A federal court in California has overturned a Bureau of Land Management (BLM) decision to issue leases for oil-and-gas exploration without analyzing the potential impacts of hydraulic fracturing. Ctr. for Biological Diversity v. BLM, No. C-11-06174 (N.D. Cal. 3/31/13).

At issue were multiple leases in Monterrey and Fresno counties, sold in part under a 2006 BLM resource management plan for an area encompassing more than 800,000 acres. The plan did not consider the possibility that hydraulic fracturing might occur or affect the operations on any property leased for oil-and-gas exploration. BLM concluded, based on past experience, that no more than 15 wells would be drilled on the entire acreage during a 15-20 year period. BLM also claimed that it would be premature to assess hydraulic fracturing and that the right time to assess extraction methods is when lessees seek drilling permits.

When BLM decided to issue the leases, it performed an environmental assessment (EA) and issued a finding of no significant impact under the National Environmental Policy Act (NEPA). Although commenters suggested that the EA should analyze hydraulic-fracturing effects, BLM took the position that those effects were beyond its jurisdiction and declined to do so. After the leases issued, multiple entities sued, claiming that a full environmental impact statement (EIS), including an analysis of the effects of potential hydraulic fracturing, was a prerequisite to selling the leases.

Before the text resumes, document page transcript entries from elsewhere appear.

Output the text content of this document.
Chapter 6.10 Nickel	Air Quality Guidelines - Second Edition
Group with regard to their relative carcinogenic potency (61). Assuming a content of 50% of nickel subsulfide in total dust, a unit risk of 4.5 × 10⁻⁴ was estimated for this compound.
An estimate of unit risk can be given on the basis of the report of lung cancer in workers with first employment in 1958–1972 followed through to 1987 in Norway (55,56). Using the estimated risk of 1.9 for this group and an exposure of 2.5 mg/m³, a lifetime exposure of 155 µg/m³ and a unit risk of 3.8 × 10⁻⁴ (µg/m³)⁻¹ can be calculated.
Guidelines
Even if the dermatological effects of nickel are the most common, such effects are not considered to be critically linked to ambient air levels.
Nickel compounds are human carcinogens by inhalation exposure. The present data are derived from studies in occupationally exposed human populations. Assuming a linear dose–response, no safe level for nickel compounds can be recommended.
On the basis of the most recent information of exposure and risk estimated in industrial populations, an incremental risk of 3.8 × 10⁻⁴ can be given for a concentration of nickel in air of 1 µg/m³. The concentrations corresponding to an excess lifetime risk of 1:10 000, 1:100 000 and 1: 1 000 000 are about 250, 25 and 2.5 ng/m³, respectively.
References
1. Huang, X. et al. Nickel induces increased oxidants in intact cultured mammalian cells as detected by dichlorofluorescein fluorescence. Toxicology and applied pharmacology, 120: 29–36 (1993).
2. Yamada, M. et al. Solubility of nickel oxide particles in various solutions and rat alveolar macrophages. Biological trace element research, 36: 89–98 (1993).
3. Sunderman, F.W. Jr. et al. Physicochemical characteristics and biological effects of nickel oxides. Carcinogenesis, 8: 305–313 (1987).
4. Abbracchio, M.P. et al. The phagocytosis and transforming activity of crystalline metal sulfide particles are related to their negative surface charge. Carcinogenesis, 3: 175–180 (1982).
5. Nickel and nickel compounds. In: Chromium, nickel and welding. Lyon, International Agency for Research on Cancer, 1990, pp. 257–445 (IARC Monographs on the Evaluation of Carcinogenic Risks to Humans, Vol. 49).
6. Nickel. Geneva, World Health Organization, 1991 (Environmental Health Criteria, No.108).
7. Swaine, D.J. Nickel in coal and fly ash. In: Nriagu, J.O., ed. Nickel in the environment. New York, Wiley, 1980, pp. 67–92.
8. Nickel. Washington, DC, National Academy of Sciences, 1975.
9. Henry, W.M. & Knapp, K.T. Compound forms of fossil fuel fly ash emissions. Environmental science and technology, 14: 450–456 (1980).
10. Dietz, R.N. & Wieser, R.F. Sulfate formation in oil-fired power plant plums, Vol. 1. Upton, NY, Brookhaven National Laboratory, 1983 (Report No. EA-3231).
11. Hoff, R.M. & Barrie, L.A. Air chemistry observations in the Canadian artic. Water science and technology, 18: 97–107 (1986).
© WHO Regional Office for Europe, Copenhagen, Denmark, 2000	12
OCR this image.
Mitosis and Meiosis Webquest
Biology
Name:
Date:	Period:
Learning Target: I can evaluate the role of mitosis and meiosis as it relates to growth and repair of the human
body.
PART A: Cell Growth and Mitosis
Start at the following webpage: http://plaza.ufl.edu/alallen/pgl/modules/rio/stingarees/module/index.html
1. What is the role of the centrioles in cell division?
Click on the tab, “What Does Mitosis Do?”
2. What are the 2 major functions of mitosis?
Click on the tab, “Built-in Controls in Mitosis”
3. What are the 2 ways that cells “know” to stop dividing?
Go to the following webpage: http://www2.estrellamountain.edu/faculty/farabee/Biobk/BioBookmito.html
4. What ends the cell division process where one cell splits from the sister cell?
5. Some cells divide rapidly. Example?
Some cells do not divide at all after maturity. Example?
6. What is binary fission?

The court agreed with BLM that for some leases, which expressly prohibited any use of the surface of the leased property without further BLM approval, did not require an EIS. But the court held that leases lacking this prohibition constituted enough of a commitment of resources to require the requisite hard look of an EIS under NEPA. Despite past experience and the lack of current hydraulicfracturing operations on federal lands nearby, the court held that increased oil-and-gas interest in the area, coupled with increased hydraulic fracturing in general, made its possibility a sufficiently foreseeable indirect effect of the decision to enter the leases to require its assessment under NEPA.

The court observed, “BLM plainly limits its analysis to one scenario – a lessee drills an exploratory well, no oil is found, and the lessee halts all further exploration. While this may have been reasonable in the past, the record before the agency teaches that it was not reasonable by the time the . . . leases were issued.” Issuance of the leases, according to the federal magistrate, opens a “reasonably close causal relationship” to the possibility that hydraulic fracturing will occur under the leases.